Cruzan was joined by LaShona Dickerson, technology director for Lafayette Parish School System in Louisiana, to give CoSN attendees tips on how to better plan for E-rate funding and avoid unnecessary audits.
Dickerson said E-rate has benefitted her district of 30,500 students and 3,500 employees on 43 campuses across the Lafayette Parish School System in the Bayou State.
“E-rate allowed for a lot of growth in connectivity,” she said. “It also brought about more equity — not equity in terms of access for students, I’m talking about equity among my school buildings. Before, not all of my schools received E-rate. Now every school has access. I’m able to close that gap in my buildings. Because of that, we were able to deploy a one-to-one initiative.”
E-rate Audits Come in Many Forms
In E-rate, there are several types of reviews and audits. Some of them can happen to a district simultaneously.
“All of them are targeted at making sure you’re following the rules and using these funds effectively and using them in the manner that you requested them,” Cruzan said. “Did you determine the correct eligibility? Did you correctly calculate your discount percentage? You’d be surprised how much time is spent on this area.”
The larger the school or library system, the more likely the system will face a review, Cruzan said.
Here are the types of reviews or audits a district may face:
- Beneficiary and Contributor Audit (BCAP) Program — This is a full-blown audit by a third party. “It can go as far back as 10 to 15 years,” Cruzan said.
- Program Integrity Assurance — Almost every application goes through this review. “It would be like submitting a tax return and getting a call from the IRS,” Cruzan said. “It’s fairly random, so you can experience very different reviews on the same two applications.”
- Selective Review Information Requests — Cruzan said she calls these pre-commitment reviews. They are full reviews up to the funding commitment. “They will ask for information such as bidding documents,” she said. “Did you have correspondence with vendors? Did you have addendums? Here, you need to verify that you have the funds and resources to make use of the E-rate equipment or services that you’re purchasing.”
- Payment Quality Assurance — These reviews occur when a school submits its invoicing for reimbursement. “Don’t underestimate these reviews,” Cruzan said. “They’re triggering a lot of these right now. It can open you up to a much bigger review if pieces don’t line up correctly.”
- Special Compliance Review — This is generally a targeted review. They usually are triggered by a complaint by a vendor or another review peculiarity. “They might even be doing a review of a vendor and asking you for information as the applicant,” Cruzan said.
Filtered Networks Make Audits Go Smoothly
In January, the Universal Service Administrative Co. (USAC), which manages E-rate funding, released audits at its board meeting, and the most significant request for a return of funds was due to competitive bidding, Cruzan said. “It was almost a million dollars they were collecting back. When they find a competitive bid violation, it’s everything tied to that contract.
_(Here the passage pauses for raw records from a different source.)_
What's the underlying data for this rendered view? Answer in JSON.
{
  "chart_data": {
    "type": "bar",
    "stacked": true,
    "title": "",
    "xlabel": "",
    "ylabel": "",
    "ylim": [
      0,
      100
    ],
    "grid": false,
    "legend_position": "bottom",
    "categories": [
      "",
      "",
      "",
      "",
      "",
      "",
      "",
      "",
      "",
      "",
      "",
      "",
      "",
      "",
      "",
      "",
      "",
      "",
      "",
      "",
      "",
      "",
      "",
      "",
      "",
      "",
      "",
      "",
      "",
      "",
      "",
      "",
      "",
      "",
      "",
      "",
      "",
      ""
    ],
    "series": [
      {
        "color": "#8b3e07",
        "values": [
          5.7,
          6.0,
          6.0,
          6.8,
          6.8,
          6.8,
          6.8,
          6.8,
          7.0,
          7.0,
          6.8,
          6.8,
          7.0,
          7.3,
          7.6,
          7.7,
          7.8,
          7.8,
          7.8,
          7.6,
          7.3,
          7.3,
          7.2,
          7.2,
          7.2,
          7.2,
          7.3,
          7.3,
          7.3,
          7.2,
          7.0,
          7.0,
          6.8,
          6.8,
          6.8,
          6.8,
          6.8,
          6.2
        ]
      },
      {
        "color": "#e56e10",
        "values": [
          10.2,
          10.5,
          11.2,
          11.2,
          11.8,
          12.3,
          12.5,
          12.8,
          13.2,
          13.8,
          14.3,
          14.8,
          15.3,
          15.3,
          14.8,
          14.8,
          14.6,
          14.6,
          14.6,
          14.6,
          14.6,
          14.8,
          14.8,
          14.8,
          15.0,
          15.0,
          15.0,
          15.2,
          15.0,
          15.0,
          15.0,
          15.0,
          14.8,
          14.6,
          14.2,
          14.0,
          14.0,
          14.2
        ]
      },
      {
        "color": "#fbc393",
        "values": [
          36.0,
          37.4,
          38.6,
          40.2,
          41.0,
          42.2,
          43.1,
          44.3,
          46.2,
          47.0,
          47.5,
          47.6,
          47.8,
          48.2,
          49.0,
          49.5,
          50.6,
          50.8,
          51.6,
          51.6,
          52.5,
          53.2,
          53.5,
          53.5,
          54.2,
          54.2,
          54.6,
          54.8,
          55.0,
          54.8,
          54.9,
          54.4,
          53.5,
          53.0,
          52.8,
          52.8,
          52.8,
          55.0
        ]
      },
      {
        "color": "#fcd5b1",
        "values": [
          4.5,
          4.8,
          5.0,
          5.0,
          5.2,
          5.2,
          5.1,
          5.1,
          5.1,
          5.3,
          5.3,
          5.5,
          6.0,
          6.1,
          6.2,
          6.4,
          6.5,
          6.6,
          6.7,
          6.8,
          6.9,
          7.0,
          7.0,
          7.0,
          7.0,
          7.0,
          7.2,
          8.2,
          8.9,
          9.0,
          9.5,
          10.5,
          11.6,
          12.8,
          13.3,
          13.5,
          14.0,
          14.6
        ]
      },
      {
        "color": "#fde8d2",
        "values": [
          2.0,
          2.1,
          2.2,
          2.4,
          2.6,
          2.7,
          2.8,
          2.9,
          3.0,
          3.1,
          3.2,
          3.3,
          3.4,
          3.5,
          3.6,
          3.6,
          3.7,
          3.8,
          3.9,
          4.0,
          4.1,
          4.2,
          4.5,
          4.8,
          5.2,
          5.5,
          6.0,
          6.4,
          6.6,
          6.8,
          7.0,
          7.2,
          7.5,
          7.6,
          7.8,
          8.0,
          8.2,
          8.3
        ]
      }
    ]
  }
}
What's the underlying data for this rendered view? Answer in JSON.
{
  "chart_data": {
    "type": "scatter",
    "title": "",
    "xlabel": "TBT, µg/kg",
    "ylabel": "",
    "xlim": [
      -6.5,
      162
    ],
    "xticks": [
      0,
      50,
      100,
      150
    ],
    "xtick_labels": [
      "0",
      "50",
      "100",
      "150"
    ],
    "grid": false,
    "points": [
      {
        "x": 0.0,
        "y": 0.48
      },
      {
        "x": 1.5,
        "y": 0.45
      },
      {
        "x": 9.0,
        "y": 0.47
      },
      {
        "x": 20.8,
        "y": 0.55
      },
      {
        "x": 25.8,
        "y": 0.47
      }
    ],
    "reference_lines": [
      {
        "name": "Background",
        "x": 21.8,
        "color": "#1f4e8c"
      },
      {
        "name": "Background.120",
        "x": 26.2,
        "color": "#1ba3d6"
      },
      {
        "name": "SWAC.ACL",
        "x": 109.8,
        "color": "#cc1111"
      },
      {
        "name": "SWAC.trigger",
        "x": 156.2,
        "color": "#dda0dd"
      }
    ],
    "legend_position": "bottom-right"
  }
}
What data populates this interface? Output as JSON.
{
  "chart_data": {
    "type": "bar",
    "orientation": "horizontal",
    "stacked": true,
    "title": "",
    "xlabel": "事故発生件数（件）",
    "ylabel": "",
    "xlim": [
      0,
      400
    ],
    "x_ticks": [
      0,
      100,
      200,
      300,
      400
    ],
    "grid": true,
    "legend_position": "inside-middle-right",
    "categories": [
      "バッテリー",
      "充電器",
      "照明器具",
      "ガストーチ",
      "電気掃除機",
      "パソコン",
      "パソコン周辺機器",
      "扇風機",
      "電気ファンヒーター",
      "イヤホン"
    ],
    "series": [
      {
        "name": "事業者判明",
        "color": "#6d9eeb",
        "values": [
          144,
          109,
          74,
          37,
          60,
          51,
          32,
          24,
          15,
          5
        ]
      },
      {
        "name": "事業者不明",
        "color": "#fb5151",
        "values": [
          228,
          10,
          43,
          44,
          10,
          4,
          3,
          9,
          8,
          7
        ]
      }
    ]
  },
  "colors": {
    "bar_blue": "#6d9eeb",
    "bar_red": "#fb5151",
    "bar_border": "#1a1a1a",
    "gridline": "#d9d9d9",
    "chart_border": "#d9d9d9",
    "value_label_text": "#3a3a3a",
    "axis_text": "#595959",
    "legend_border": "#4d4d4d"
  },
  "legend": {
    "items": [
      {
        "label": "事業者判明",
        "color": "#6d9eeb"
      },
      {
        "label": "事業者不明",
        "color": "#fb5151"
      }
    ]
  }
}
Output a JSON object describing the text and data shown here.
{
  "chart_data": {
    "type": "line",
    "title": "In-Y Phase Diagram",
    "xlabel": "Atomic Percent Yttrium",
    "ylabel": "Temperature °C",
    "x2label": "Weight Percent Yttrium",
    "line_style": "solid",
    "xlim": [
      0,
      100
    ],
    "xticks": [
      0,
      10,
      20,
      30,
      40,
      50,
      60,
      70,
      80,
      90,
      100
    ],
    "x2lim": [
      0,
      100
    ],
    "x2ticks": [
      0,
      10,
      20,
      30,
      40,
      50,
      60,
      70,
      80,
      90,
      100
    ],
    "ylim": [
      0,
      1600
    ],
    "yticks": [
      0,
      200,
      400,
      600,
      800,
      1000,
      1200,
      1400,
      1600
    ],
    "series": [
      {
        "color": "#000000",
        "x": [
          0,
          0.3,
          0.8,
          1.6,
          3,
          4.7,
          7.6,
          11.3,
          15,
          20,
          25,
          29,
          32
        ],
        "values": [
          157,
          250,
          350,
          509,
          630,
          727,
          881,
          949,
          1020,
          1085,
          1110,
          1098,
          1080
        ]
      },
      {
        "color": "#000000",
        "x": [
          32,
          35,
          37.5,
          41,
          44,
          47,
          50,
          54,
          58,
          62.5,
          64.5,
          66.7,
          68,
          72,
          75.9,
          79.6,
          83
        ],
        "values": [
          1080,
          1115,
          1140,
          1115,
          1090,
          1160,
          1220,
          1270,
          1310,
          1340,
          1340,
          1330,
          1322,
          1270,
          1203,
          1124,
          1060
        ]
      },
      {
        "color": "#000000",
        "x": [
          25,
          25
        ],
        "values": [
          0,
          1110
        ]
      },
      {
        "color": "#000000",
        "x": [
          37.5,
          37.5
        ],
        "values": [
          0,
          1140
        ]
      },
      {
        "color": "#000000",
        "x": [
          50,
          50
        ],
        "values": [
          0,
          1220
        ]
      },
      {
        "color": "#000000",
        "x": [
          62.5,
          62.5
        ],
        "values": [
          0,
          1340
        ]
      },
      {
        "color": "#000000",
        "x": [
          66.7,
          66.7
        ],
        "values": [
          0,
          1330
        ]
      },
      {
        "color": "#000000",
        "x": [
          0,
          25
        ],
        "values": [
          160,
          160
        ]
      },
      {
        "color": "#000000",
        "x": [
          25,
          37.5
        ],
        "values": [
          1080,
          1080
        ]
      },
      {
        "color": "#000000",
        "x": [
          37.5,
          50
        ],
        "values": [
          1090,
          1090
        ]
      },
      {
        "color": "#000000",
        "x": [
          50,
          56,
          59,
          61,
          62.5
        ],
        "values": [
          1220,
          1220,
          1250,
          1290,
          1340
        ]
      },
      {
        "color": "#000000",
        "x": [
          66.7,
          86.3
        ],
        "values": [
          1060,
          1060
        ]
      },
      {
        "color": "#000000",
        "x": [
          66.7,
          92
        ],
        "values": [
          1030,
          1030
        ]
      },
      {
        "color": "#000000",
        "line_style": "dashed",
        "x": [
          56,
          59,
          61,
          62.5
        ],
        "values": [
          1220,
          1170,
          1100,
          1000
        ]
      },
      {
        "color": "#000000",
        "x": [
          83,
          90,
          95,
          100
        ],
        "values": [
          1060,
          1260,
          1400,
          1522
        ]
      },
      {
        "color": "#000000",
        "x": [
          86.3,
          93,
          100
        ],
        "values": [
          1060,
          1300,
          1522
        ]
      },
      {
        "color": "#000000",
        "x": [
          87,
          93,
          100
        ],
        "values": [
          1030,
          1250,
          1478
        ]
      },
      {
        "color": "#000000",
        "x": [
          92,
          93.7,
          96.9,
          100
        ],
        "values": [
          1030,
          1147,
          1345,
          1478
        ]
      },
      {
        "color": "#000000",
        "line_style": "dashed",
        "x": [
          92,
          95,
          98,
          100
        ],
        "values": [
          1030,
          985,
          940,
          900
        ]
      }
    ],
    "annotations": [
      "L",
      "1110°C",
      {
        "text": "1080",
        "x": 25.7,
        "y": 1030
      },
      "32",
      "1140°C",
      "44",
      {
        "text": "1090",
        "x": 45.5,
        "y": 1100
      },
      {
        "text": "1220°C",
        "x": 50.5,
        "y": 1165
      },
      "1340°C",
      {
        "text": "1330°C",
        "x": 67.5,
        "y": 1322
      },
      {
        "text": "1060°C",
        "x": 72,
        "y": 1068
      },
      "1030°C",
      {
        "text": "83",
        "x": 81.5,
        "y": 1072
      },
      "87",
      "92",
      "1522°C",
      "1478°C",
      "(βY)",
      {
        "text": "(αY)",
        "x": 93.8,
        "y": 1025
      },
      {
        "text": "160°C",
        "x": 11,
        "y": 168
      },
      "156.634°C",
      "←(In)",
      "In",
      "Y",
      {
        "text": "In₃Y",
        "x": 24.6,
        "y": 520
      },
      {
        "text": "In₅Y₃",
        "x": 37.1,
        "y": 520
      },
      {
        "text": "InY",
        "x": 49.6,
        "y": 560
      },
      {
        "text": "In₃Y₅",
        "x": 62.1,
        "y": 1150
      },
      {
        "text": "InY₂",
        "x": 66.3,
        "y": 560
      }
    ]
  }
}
This is really where you have to get it right.” The second biggest request-back came from invoicing, she said.
USAC reviewers also look for Children's Internet Protection Act compliance, Dickerson said.
“Make sure when students get on the network, either in school or at home, that it’s filtered,” she said.
“You’d be surprised that this comes up in audits,” Cruzan added. “It’s not that schools are not compliant, it’s that they don’t have the documentation to show they’re compliant.”
Cruzan suggested keeping a copy of the filtering invoice on hand.
In fact, Dickerson and Cruzan said documentation with E-rate is vital. When Dickerson was audited, she had to show files that were from 2008 and 2009, way before she started with the district. It was difficult to find the paperwork, which wasn’t stored properly. Today, she keeps her records arranged neatly in a separate room. Her secretary, who is very organized, helps her keep all her paperwork in order in case another reviewer or auditor comes calling.
“When I leave, someone who comes next will not have to experience what I had to experience,” Dickerson said.